Hollywood, CA, October 1, 2019 – A moody new single from Mark Loughman sees the performer revealing a more vulnerable side, with a soft and contemplative mid-tempo Western-tinged track entitled “Do Horses Go to Heaven?”. The song, which trades Loughman’s usual Sturm und Drang for subtle guitar twang and subtle piano accompaniment that beckons the listener to follow thither, is the latest in a series of self-recorded singles that the LA-based prolific solo artist has been releasing in rapid succession.

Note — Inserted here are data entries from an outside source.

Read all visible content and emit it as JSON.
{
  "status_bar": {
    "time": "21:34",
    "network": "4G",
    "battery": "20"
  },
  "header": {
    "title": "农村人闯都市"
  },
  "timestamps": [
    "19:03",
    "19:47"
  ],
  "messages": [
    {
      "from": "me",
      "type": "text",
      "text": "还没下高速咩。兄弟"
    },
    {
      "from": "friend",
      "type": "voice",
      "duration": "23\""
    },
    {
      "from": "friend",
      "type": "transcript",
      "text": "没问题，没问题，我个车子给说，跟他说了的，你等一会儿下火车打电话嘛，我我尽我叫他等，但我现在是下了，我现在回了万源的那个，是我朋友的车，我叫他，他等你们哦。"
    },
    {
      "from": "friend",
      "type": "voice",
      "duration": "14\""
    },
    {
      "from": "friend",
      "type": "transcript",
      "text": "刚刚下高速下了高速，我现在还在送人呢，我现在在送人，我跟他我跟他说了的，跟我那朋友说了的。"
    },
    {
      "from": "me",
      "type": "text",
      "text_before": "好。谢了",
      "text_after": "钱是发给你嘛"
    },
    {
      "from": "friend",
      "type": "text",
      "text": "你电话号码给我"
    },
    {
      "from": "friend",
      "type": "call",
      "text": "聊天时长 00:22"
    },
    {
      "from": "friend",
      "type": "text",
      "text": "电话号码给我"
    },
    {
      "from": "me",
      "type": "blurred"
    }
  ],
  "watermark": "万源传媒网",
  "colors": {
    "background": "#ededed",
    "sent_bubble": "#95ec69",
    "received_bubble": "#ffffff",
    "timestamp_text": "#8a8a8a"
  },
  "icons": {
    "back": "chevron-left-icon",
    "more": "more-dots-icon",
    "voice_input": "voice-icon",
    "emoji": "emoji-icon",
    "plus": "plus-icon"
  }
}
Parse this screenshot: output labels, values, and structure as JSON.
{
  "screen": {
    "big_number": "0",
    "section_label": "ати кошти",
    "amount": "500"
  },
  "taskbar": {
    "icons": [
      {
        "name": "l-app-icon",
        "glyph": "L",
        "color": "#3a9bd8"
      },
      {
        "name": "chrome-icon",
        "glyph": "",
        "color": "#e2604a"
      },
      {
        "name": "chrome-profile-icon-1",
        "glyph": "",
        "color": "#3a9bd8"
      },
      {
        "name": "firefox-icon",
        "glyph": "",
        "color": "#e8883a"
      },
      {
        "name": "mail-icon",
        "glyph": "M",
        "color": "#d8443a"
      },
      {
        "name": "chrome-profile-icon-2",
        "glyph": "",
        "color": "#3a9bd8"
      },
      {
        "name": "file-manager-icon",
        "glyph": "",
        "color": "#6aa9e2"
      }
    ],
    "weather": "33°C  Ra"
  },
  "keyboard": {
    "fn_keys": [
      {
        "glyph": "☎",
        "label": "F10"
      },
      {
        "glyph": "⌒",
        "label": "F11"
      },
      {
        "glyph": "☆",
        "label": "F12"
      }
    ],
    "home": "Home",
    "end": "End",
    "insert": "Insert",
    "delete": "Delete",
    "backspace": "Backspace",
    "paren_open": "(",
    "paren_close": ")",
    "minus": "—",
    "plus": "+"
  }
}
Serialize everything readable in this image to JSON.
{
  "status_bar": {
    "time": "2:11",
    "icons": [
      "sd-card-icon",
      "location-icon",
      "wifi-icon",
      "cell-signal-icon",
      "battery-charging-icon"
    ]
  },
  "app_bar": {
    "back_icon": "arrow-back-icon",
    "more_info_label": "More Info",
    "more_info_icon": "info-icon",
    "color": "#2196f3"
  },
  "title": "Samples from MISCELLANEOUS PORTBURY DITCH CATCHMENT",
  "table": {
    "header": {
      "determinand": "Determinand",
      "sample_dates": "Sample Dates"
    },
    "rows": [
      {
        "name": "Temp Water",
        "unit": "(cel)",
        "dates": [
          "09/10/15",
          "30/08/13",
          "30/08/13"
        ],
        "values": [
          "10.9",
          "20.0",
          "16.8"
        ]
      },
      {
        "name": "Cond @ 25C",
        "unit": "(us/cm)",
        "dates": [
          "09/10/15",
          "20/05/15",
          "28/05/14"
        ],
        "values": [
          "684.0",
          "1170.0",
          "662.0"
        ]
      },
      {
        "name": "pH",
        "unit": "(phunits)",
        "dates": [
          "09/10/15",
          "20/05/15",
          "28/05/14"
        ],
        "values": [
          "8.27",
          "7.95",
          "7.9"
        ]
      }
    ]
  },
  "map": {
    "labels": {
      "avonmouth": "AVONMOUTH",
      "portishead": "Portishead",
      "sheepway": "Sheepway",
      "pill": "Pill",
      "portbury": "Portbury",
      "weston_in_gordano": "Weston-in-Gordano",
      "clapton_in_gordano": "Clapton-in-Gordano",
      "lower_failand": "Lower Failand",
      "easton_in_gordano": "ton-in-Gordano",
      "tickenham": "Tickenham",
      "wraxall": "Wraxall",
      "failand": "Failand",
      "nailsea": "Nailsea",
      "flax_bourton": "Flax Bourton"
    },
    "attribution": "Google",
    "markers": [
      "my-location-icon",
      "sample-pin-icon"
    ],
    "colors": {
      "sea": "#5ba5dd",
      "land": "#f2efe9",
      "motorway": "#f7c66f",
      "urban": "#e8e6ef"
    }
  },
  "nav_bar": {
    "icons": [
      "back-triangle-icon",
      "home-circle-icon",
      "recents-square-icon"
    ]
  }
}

“Do Horses Go to Heaven?” ponders the idea of second chances in an accidental universe, set against a cinematic musical backdrop that wouldn’t be out of place in a Sergio Leone film. The song is filled with tasteful production elements that highlight the core lyrical themes of remorse and redemption. Loughman’s yearning vocals — which are sometimes reminiscent of Roger Water’s finest whines from his early ‘90s solo work — touch on a hazy past, filled with evocative flashes of imagery that are never fully revealed to the listener. “Stop thief / Don’t touch that / I don’t steal / Not since my accident / A full car / in full flames / Well come tomorrow we’ll be lying in the rain.” Loughman ponders the ultimate fate over an anthemic chorus, wondering aloud if time will redeem his past — or if there is just no turning back.

The music itself is the fait accompli of the piece, with Loughman’s vocals resting on a bed of chiming, tremolo-soaked guitars and echoing piano chords over a mid-tempo drum and bass groove that evokes a slow cowboy gallop. Hammond organ and buzzy analog synthesizer textures fill in the song’s drawn-out instrumental bridge, capturing the mournful beauty of Loughman’s melodies while he adds a ghostly counter-melody on the piano. The build climaxes with Loughman’s voice breaking into a soulful falsetto before song crescendos on the rattlesnake shudder of a vibraslap.